The 65-year-old fled Japan last month where he was awaiting trial on charges of under-reporting earnings, breach of trust and misappropriation of company funds, all of which he denies.
Ghosn said he had escaped to his childhood home of Lebanon to clear his name. He declined to say how he fled, noting there were conflicting stories about his departure.
“You are going to die in Japan or you are going to have to get out,” he said, describing his feelings. “I felt like the hostage of a country I served for 17 years,” he told reporters crowded into Lebanon’s seaside Beirut press syndicate.

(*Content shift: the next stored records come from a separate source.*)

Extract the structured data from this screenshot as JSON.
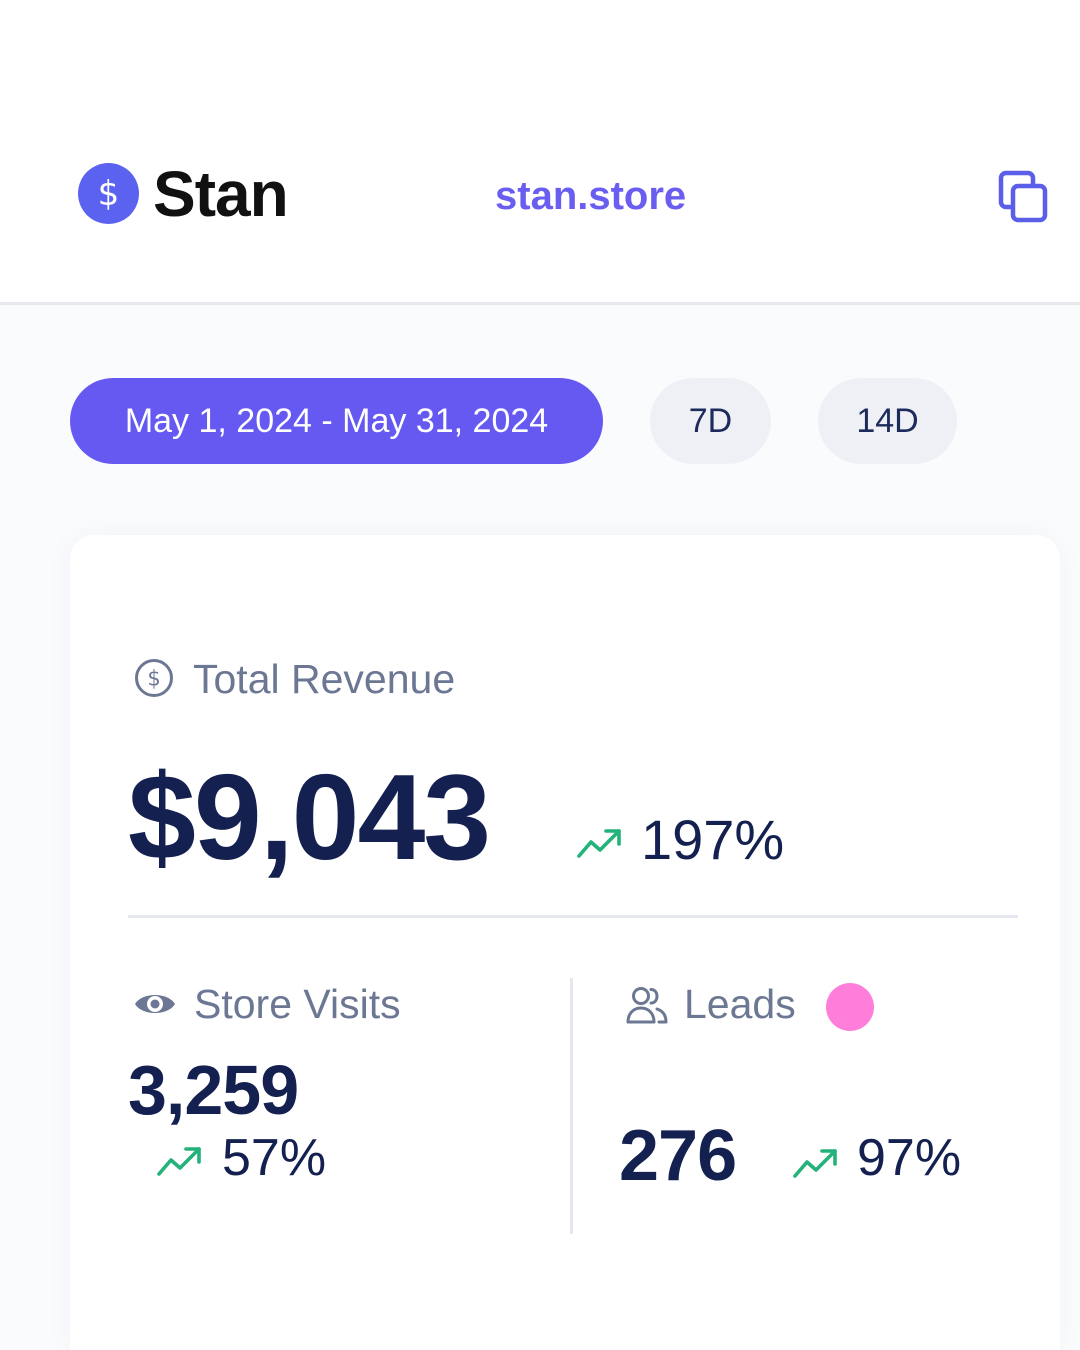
{
  "header": {
    "brand": "Stan",
    "brand_icon": "dollar-coin-icon",
    "store_link": "stan.store",
    "copy_icon": "copy-icon",
    "accent": "#6a5ef0"
  },
  "filters": {
    "date_range": "May 1, 2024 - May 31, 2024",
    "seven_day": "7D",
    "fourteen_day": "14D",
    "active": "date_range",
    "active_color": "#6659f2"
  },
  "revenue": {
    "label": "Total Revenue",
    "icon": "dollar-circle-icon",
    "value": "$9,043",
    "change": "197%",
    "trend_icon": "trending-up-icon"
  },
  "store_visits": {
    "label": "Store Visits",
    "icon": "eye-icon",
    "value": "3,259",
    "change": "57%",
    "trend_icon": "trending-up-icon"
  },
  "leads": {
    "label": "Leads",
    "icon": "users-icon",
    "dot_color": "#ff7ed9",
    "value": "276",
    "change": "97%",
    "trend_icon": "trending-up-icon"
  },
  "colors": {
    "trend_up": "#22b27a",
    "text_primary": "#14204f",
    "text_muted": "#6c7793"
  }
}
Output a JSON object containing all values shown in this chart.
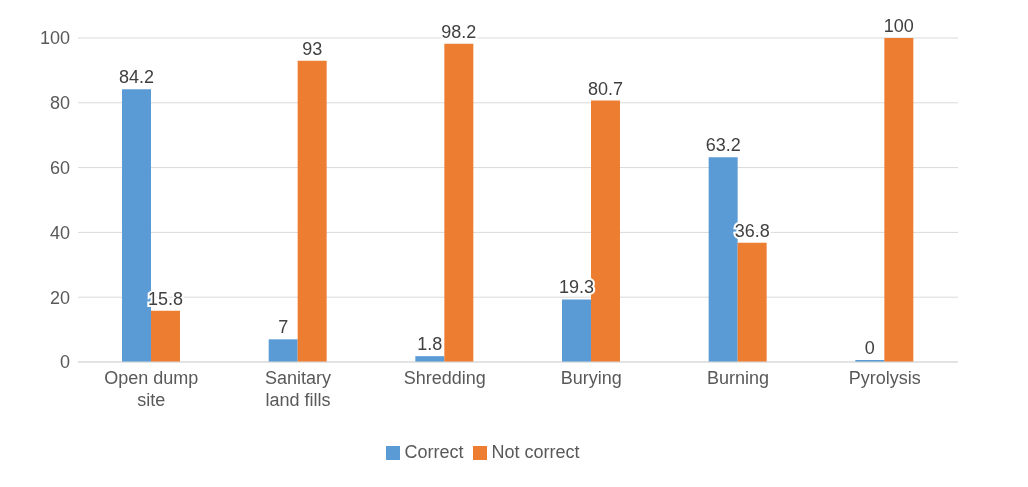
{
  "chart_data": {
    "type": "bar",
    "categories": [
      "Open dump site",
      "Sanitary land fills",
      "Shredding",
      "Burying",
      "Burning",
      "Pyrolysis"
    ],
    "series": [
      {
        "name": "Correct",
        "color": "#5b9bd5",
        "values": [
          84.2,
          7,
          1.8,
          19.3,
          63.2,
          0
        ]
      },
      {
        "name": "Not correct",
        "color": "#ed7d31",
        "values": [
          15.8,
          93,
          98.2,
          80.7,
          36.8,
          100
        ]
      }
    ],
    "ylim": [
      0,
      100
    ],
    "yticks": [
      0,
      20,
      40,
      60,
      80,
      100
    ],
    "grid": "y",
    "legend": "bottom",
    "data_labels": true
  }
}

Others waited outside in heavy rain, including some Japanese media who had been excluded from the briefing.
“The charges against me are baseless,” Ghosn added, repeating his allegation that Nissan and Japanese authorities colluded to oust him following a downturn in Nissan’s fortunes and in revenge for French government interference in the carmaker’s alliance with Renault.
Ghosn’s news conference marks the latest twist in a 14-month saga, jeopardised the Renault-Nissan alliance of which Ghosn was the brain.
“Defendant Ghosn’s allegations completely ignore his own conduct and his one sided criticism of the Japanese criminal justice system is totally unacceptable,” the Tokyo prosecutor’s office said in a statement on its website.